Werner Abraham, ein langjährig verdienter Ehrenamtlicher beim Hessischen Fußballverband, sagt daher zu Recht: „Probiert es aus, bevor ihr lästert. Das Spiel ist viel intensiver als es von außen aussieht.“

Und so geht nach der Präsentation des Wanderpredigers Abraham bei einem Sportverein im hessischen Grebenhain ein Teilnehmer mit jenem Satz nach Hause: „Wahnsinn, dass ich mit 62 noch ein Tor erzielen werde, hätte ich mir nicht gedacht.“

Geht nicht – gibt’s nicht?

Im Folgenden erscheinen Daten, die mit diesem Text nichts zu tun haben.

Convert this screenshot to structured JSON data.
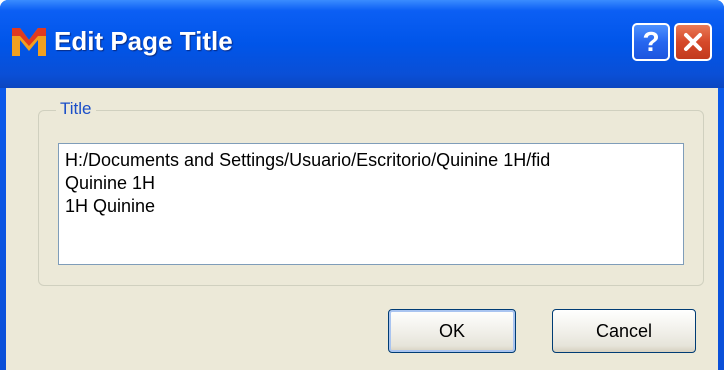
{
  "window": {
    "title": "Edit Page Title",
    "help_label": "?"
  },
  "group": {
    "label": "Title"
  },
  "textarea": {
    "lines": [
      "H:/Documents and Settings/Usuario/Escritorio/Quinine 1H/fid",
      "Quinine 1H",
      "1H Quinine"
    ]
  },
  "buttons": {
    "ok_label": "OK",
    "cancel_label": "Cancel"
  },
  "colors": {
    "titlebar": "#0055e9",
    "close_button": "#d6492a",
    "client_bg": "#ece9d8",
    "group_label": "#1a4ec8"
  }
}
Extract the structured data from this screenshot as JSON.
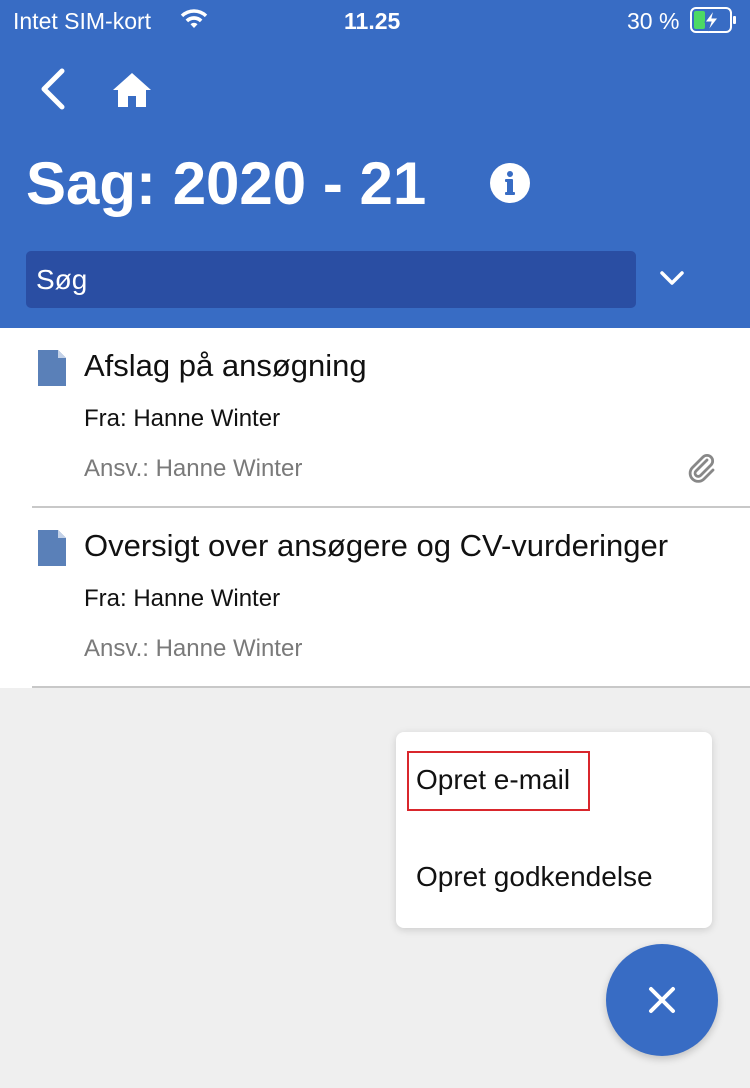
{
  "status_bar": {
    "carrier": "Intet SIM-kort",
    "time": "11.25",
    "battery_percent": "30 %",
    "battery_level": 0.3
  },
  "header": {
    "title": "Sag: 2020 - 21",
    "search_placeholder": "Søg",
    "background_color": "#386cc4"
  },
  "documents": [
    {
      "title": "Afslag på ansøgning",
      "from": "Fra: Hanne Winter",
      "responsible": "Ansv.: Hanne Winter",
      "has_attachment": true
    },
    {
      "title": "Oversigt over ansøgere og CV-vurderinger",
      "from": "Fra: Hanne Winter",
      "responsible": "Ansv.: Hanne Winter",
      "has_attachment": false
    }
  ],
  "fab_menu": {
    "items": [
      {
        "label": "Opret e-mail",
        "highlighted": true
      },
      {
        "label": "Opret godkendelse",
        "highlighted": false
      }
    ]
  },
  "icons": {
    "back": "chevron-left-icon",
    "home": "home-icon",
    "info": "info-icon",
    "dropdown": "chevron-down-icon",
    "document": "document-icon",
    "attachment": "paperclip-icon",
    "close": "close-icon"
  }
}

Oh, doch! Daher müssen Schiedsrichter öfters ihre Pfeife bemühen. Weil halt das Gehirn beim Kicken auf Laufen programmiert ist. Doch langsam klingelt’s, vor allem bei jenen, die auch hier die entscheidenden Pässe spielen können. Für alle, die Lust am Foulen haben, ist Walking Football hingegen höchst ungeeignet. Denn Körperkontakt ist nicht erlaubt.

Und die Knie? Werden weniger belastet als beim herkömmlichen Fußball. Während dort oft das Sechsfache des Körpergewichts auf die Gelenke einwirkt, fallen durch die Entschleunigung die hohen Stopp-and-Go-Belastungen weg.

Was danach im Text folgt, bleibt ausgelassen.